O algoritmo “é um espécie de patrão, ou o alter-ego do patrão”, reconhece João Leal Amado. O especialis­ta em direito do trabalho, com investigaç­ão sobre o trabalho em plataforma­s digitais, acredita que nas orientaçõe­s das aplicações pode estar também a chave para mudar a lei em Portugal. “O algoritmo acaba por exercer muitos dos poderes tradiciona­is do empregador, de fiscalizaç­ão, até de avaliação. A relação de dependênci­a pode passar justamente pela dependênci­a via algoritmo; pode ser um elemento importante na tal presunção de laboralida­de que venha a ser criada”, admite.

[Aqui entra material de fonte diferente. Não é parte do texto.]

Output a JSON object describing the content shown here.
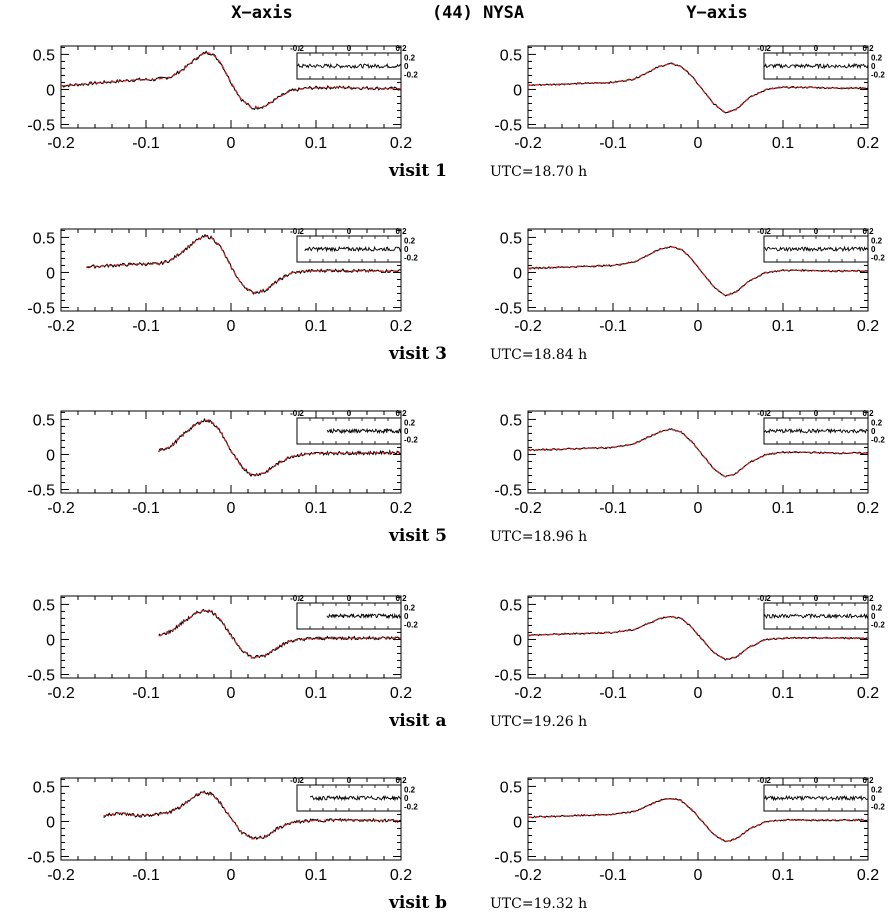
{
  "header": {
    "left": "X−axis",
    "center": "(44) NYSA",
    "right": "Y−axis"
  },
  "chart_data": {
    "type": "line",
    "description_axes": {
      "xlim": [
        -0.2,
        0.2
      ],
      "ylim": [
        -0.55,
        0.62
      ],
      "x_ticks": [
        "-0.2",
        "-0.1",
        "0",
        "0.1",
        "0.2"
      ],
      "y_ticks": [
        "0.5",
        "0",
        "-0.5"
      ],
      "inset_x_ticks": [
        "-0.2",
        "0",
        "0.2"
      ],
      "inset_y_ticks": [
        "0.2",
        "0",
        "-0.2"
      ]
    },
    "series_styles": {
      "observed": "#000000",
      "model": "#e0201b"
    },
    "visits": [
      {
        "label": "visit 1",
        "utc": "UTC=18.70 h",
        "x_axis": {
          "x": [
            -0.2,
            -0.17,
            -0.14,
            -0.11,
            -0.09,
            -0.07,
            -0.055,
            -0.04,
            -0.03,
            -0.022,
            -0.012,
            0,
            0.012,
            0.025,
            0.04,
            0.055,
            0.07,
            0.09,
            0.12,
            0.16,
            0.2
          ],
          "y": [
            0.05,
            0.08,
            0.11,
            0.14,
            0.14,
            0.18,
            0.3,
            0.45,
            0.53,
            0.51,
            0.38,
            0.1,
            -0.14,
            -0.27,
            -0.24,
            -0.12,
            -0.02,
            0.02,
            0.03,
            0.02,
            0.01
          ]
        },
        "y_axis": {
          "x": [
            -0.2,
            -0.15,
            -0.1,
            -0.075,
            -0.06,
            -0.045,
            -0.032,
            -0.02,
            -0.008,
            0.005,
            0.018,
            0.032,
            0.045,
            0.06,
            0.08,
            0.1,
            0.13,
            0.16,
            0.2
          ],
          "y": [
            0.06,
            0.08,
            0.1,
            0.15,
            0.24,
            0.33,
            0.37,
            0.33,
            0.2,
            0.0,
            -0.2,
            -0.33,
            -0.28,
            -0.12,
            0.0,
            0.03,
            0.03,
            0.02,
            0.02
          ]
        }
      },
      {
        "label": "visit 3",
        "utc": "UTC=18.84 h",
        "x_axis": {
          "x": [
            -0.17,
            -0.14,
            -0.11,
            -0.085,
            -0.07,
            -0.055,
            -0.04,
            -0.03,
            -0.022,
            -0.012,
            0,
            0.012,
            0.025,
            0.04,
            0.055,
            0.07,
            0.09,
            0.12,
            0.16,
            0.2
          ],
          "y": [
            0.08,
            0.1,
            0.12,
            0.12,
            0.18,
            0.32,
            0.46,
            0.52,
            0.49,
            0.36,
            0.08,
            -0.16,
            -0.29,
            -0.26,
            -0.12,
            -0.01,
            0.02,
            0.03,
            0.02,
            0.02
          ]
        },
        "y_axis": {
          "x": [
            -0.2,
            -0.15,
            -0.1,
            -0.075,
            -0.06,
            -0.045,
            -0.032,
            -0.02,
            -0.008,
            0.005,
            0.018,
            0.032,
            0.045,
            0.06,
            0.08,
            0.1,
            0.13,
            0.16,
            0.2
          ],
          "y": [
            0.06,
            0.08,
            0.1,
            0.15,
            0.24,
            0.33,
            0.37,
            0.33,
            0.2,
            0.0,
            -0.2,
            -0.33,
            -0.28,
            -0.12,
            0.0,
            0.03,
            0.03,
            0.02,
            0.02
          ]
        }
      },
      {
        "label": "visit 5",
        "utc": "UTC=18.96 h",
        "x_axis": {
          "x": [
            -0.085,
            -0.07,
            -0.055,
            -0.04,
            -0.03,
            -0.022,
            -0.012,
            0,
            0.012,
            0.025,
            0.04,
            0.055,
            0.07,
            0.09,
            0.12,
            0.16,
            0.2
          ],
          "y": [
            0.05,
            0.12,
            0.3,
            0.44,
            0.49,
            0.46,
            0.32,
            0.05,
            -0.17,
            -0.3,
            -0.26,
            -0.13,
            -0.03,
            0.01,
            0.02,
            0.02,
            0.03
          ]
        },
        "y_axis": {
          "x": [
            -0.2,
            -0.15,
            -0.1,
            -0.075,
            -0.06,
            -0.045,
            -0.032,
            -0.02,
            -0.008,
            0.005,
            0.018,
            0.032,
            0.045,
            0.06,
            0.08,
            0.1,
            0.13,
            0.16,
            0.2
          ],
          "y": [
            0.06,
            0.08,
            0.1,
            0.15,
            0.24,
            0.32,
            0.36,
            0.32,
            0.19,
            0.0,
            -0.2,
            -0.32,
            -0.27,
            -0.12,
            0.0,
            0.03,
            0.03,
            0.02,
            0.02
          ]
        }
      },
      {
        "label": "visit a",
        "utc": "UTC=19.26 h",
        "x_axis": {
          "x": [
            -0.085,
            -0.07,
            -0.055,
            -0.04,
            -0.03,
            -0.022,
            -0.012,
            0,
            0.012,
            0.025,
            0.04,
            0.055,
            0.07,
            0.09,
            0.12,
            0.16,
            0.2
          ],
          "y": [
            0.05,
            0.12,
            0.26,
            0.38,
            0.42,
            0.39,
            0.28,
            0.05,
            -0.14,
            -0.26,
            -0.23,
            -0.11,
            -0.02,
            0.01,
            0.02,
            0.02,
            0.02
          ]
        },
        "y_axis": {
          "x": [
            -0.2,
            -0.15,
            -0.1,
            -0.075,
            -0.06,
            -0.045,
            -0.032,
            -0.02,
            -0.008,
            0.005,
            0.018,
            0.032,
            0.045,
            0.06,
            0.08,
            0.1,
            0.13,
            0.16,
            0.2
          ],
          "y": [
            0.06,
            0.08,
            0.1,
            0.14,
            0.22,
            0.3,
            0.33,
            0.3,
            0.18,
            0.0,
            -0.18,
            -0.29,
            -0.25,
            -0.11,
            0.0,
            0.02,
            0.02,
            0.02,
            0.02
          ]
        }
      },
      {
        "label": "visit b",
        "utc": "UTC=19.32 h",
        "x_axis": {
          "x": [
            -0.15,
            -0.13,
            -0.11,
            -0.09,
            -0.075,
            -0.06,
            -0.045,
            -0.035,
            -0.025,
            -0.015,
            0,
            0.012,
            0.025,
            0.04,
            0.055,
            0.07,
            0.09,
            0.12,
            0.16,
            0.2
          ],
          "y": [
            0.08,
            0.12,
            0.08,
            0.1,
            0.12,
            0.2,
            0.34,
            0.42,
            0.4,
            0.3,
            0.05,
            -0.15,
            -0.25,
            -0.22,
            -0.1,
            -0.02,
            0.01,
            0.02,
            0.02,
            0.01
          ]
        },
        "y_axis": {
          "x": [
            -0.2,
            -0.15,
            -0.1,
            -0.075,
            -0.06,
            -0.045,
            -0.032,
            -0.02,
            -0.008,
            0.005,
            0.018,
            0.032,
            0.045,
            0.06,
            0.08,
            0.1,
            0.13,
            0.16,
            0.2
          ],
          "y": [
            0.06,
            0.08,
            0.1,
            0.14,
            0.22,
            0.3,
            0.33,
            0.3,
            0.18,
            0.0,
            -0.18,
            -0.29,
            -0.25,
            -0.11,
            0.0,
            0.02,
            0.02,
            0.02,
            0.02
          ]
        }
      }
    ]
  }
}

Mas, aquele que será o futuro próximo do estafeta espanhol, em três meses, está longe de ser o futuro do trabalhado­r de plataforma­s digitais por cá. O governo português pretende também mexer nas regras de presunção de laboralida­de para reconhecer o trabalho nas plataforma­s, mas a orientação poderá ser diferente. O Livro Verde sobre o Futuro do Trabalho, em discussão com os parceiros sociais, fala em sublinhar “a circunstân­cia de o prestador de serviço utilizar instrument­os de trabalho próprios, bem como o facto de estar dispensado de cumprir deveres de assiduidad­e, pontualida­de e não concorrênc­ia, não é incompatív­el com a existência de uma relação de trabalho dependente entre o prestador e a plataforma digital”.

Por outro lado, só no trimestre final de 2022 é que o governo pretende entregar no parlamento uma proposta legislativ­a e, entre os parceiros sociais, está-se longe de qualquer consenso.

A Confederaç­ão de Comércio e Serviços (CCP), por exemplo, considera desde já a orientação do Livro Verde “tendencios­a” e capaz de “desvirtuar a própria figura do contrato de trabalho”; já a UGT aplaude a opção de se mexer nos indícios que servem para determinar que há trabalho dependente, mas alerta que as empresas que gerem as plataforma­s terão de disponibil­izar informação para que possa haver presunção de contrato de trabalho; e a CGTP acredita que “não será necessário inventar nada, mas simplesmen­te integrar estas relações laborais no quadro laboral vigente, obrigando as grandes empresas que detêm as plataforma­s a cumprir as leis do país”.

Ainda não são conhecidas as posições de todas as confederaç­ões patronais. João Leal Amado acredita que esta não será matéria pacífica. “De certeza que vai haver uma imensa luta política, sindical, lobbies em torno disto. É uma matéria em que há muitos interesses envolvidos”. Mas quem trabalha para as plataforma­s entende que não pode esperar pelo fumo branco do Livro Verde e pede transparên­cia do algoritmo para resolver um problema do presente: garantir que fixação das tarifas-base no transporte por plataforma­s cobre os custos básicos da atividade.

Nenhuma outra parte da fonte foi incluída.